The findings provide initial insights into RDoC functioning in different populations and disease trajectories. Natural language processing proves valuable for capturing real-time, context dependent RDoC instances from extensive clinical notes.
从创伤后应激障碍(PTSD)等高危人群中提取研究领域标准(RDoC)对于积极的心理健康改善和政策增强至关重要。为此,收集、整合和有效利用临床记录的复杂性很高。
在我们的研究中,我们创建了一个自然语言处理(NLP)工作流程,使用基于预训练转换器的自然语言模型 all-mpnet-base-v2 分析电子病历(EMR)数据并识别和提取研究领域标准。我们随后从 100,000 份临床记录中构建了字典,并分析了来自匹兹堡大学医学中心的 38,807 名 PTSD 患者的 567 万份临床记录。随后,我们通过在两个用例中提取和可视化 RDoC 信息来展示我们方法的意义:(i)在多个患者群体中,以及(ii)在各种疾病轨迹中。

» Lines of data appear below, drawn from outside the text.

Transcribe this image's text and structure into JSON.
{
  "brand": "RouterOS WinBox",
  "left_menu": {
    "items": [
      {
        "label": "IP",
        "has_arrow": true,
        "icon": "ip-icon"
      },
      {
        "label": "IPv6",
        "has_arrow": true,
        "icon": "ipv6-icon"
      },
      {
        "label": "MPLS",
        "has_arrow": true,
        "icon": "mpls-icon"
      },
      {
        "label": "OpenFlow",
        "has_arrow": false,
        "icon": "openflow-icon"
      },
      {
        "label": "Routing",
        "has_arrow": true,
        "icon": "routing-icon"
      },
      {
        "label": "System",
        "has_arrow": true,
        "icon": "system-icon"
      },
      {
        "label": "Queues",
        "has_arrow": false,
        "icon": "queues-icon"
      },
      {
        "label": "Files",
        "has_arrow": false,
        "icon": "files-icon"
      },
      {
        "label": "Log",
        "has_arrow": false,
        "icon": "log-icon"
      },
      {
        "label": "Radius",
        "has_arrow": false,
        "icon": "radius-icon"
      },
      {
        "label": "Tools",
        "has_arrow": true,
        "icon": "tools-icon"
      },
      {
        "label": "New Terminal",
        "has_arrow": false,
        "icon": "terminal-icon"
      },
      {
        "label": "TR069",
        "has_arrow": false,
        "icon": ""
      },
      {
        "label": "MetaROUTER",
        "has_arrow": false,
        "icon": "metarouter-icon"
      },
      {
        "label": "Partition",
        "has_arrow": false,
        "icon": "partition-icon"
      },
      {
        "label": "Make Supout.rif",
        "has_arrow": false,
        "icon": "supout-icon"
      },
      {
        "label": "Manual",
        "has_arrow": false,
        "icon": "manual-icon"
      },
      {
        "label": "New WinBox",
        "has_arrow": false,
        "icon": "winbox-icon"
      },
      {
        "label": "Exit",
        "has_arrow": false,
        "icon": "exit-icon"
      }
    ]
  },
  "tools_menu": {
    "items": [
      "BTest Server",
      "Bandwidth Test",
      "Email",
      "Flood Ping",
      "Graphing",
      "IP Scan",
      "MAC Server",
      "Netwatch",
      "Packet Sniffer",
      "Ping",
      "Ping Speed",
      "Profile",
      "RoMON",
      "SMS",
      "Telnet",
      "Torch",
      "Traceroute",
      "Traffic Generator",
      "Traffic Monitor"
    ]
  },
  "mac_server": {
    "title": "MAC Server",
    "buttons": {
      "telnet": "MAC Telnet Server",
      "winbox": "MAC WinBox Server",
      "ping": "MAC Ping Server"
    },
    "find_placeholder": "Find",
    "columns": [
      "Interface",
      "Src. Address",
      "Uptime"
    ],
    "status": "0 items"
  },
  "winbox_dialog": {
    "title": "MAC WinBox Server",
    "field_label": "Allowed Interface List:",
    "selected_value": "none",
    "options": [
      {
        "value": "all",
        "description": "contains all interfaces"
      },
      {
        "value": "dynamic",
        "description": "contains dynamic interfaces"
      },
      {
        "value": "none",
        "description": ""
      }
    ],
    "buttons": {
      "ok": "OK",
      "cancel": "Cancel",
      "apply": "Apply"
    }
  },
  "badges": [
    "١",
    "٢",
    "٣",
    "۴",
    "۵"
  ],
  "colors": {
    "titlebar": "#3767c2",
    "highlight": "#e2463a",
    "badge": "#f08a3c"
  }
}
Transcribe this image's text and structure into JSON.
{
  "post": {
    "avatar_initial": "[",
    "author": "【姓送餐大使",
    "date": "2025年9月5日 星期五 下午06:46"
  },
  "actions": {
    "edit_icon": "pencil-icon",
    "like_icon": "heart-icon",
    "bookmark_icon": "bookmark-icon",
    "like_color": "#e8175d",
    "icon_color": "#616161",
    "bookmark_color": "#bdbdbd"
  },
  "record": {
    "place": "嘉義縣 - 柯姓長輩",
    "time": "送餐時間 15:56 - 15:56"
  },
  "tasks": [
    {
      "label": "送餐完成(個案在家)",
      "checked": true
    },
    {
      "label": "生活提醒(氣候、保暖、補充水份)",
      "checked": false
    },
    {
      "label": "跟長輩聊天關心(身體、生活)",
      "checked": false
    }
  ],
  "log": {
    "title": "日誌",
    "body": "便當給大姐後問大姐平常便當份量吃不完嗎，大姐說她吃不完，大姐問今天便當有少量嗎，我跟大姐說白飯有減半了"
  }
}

句子转换器模型在所有 RDoC 领域的 F1 宏得分都很高,在余弦相似度阈值为 0.3 时达到了最高性能。这确保了所有 RDoC 领域的 F1 得分至少为 80%。研究表明,在心理治疗后,PTSD 患者的所有六个 RDoC 领域的得分都持续下降。我们发现,与 PTSD 男性(51.3%)相比,60.6%的 PTSD 女性至少有一个六个 RDoC 领域的异常情况,与男性(41.3%)相比,45.1%的 PTSD 女性的感觉运动障碍程度更高。我们还发现,根据我们的记录,57.3%的 PTSD 患者至少有一个六个 RDoC 领域的异常情况。此外,与非退伍军人(分别为 59.1%和 49.2%)相比,退伍军人的正负效价系统异常更高(分别为 60%和 51.9%)。 PTSD 首次诊断后的领域与创伤、自杀、酒精和物质消费的线索反应性增强有关。
这些发现为不同人群和疾病轨迹中的 RDoC 功能提供了初步见解。自然语言处理对于从大量临床记录中捕获实时、上下文相关的 RDoC 实例非常有价值。